Which World Takes Precedence

In Chapter 2 John Phelan talks about disconnection with reality. How the internet takes us away from the real world. It acts as a distraction from real action in the world. Gumpert and Drucker also talk about the loss of the connection to the real world. They talk about how this didn’t start with the internet, but rather how it started with television. Making the home entertainment center the central to our lives is a perfect analogy for what the internet has become to our lives as students. Phelan talks about how as a teacher he is very dependent on email and digitized texts from all the libraries of the world. With this technology he finds it “timely and inescapably available” to send instructions and information to his students and most importantly receive their requests and questions at any time of the day.

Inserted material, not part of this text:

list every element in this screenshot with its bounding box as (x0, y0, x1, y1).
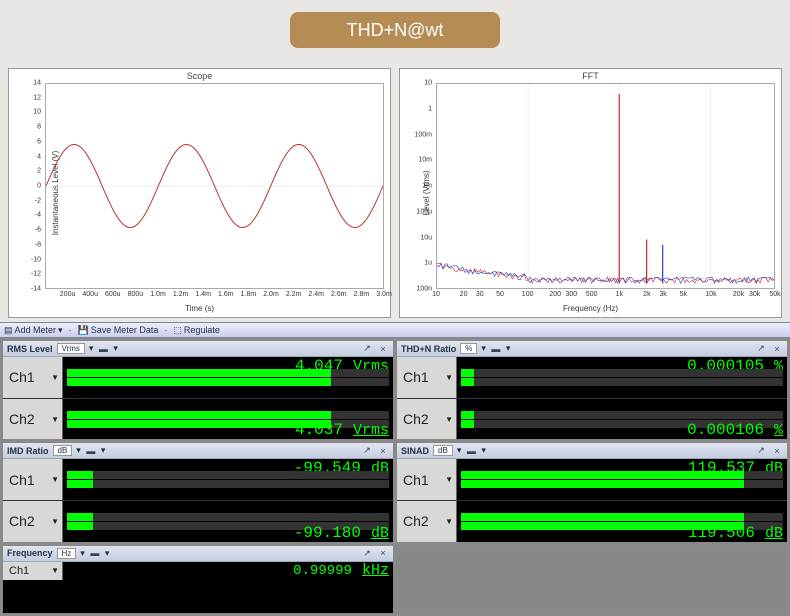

As a student I share the same respect for email and blackboard that Phelan has access to as a professor. It is impossible to stay away from the computer as a college student. Although computers and the internet may suggest negative impacts with disconnecting from reality, I find when dealing with school work the internet can be a positive disconnection. When I am alone, with just me and my computer, I can do work and feel like I have fallen onto the page with my words and the words of the scholars I have searched for inspiration and knowledge. Yes there will always be the tempting and distracting social networking systems and other entertainments that can be found on the web, but I have found these to help me take a break from my work when I have lost myself in the computer. Although, there have been times when I had spent so many hours in front of a computer screen, that I have turned to other ways to get away from these mind absorbing sites that disconnect us with the real world. But at the same time, what is the “real world” anymore? Everyone you have to communicate with you can access on the internet. And everything you have questions about you can just simply punch into Google. So when the concerns arise about the internet disconnecting us with reality, we should ask ourselves which world takes precedence?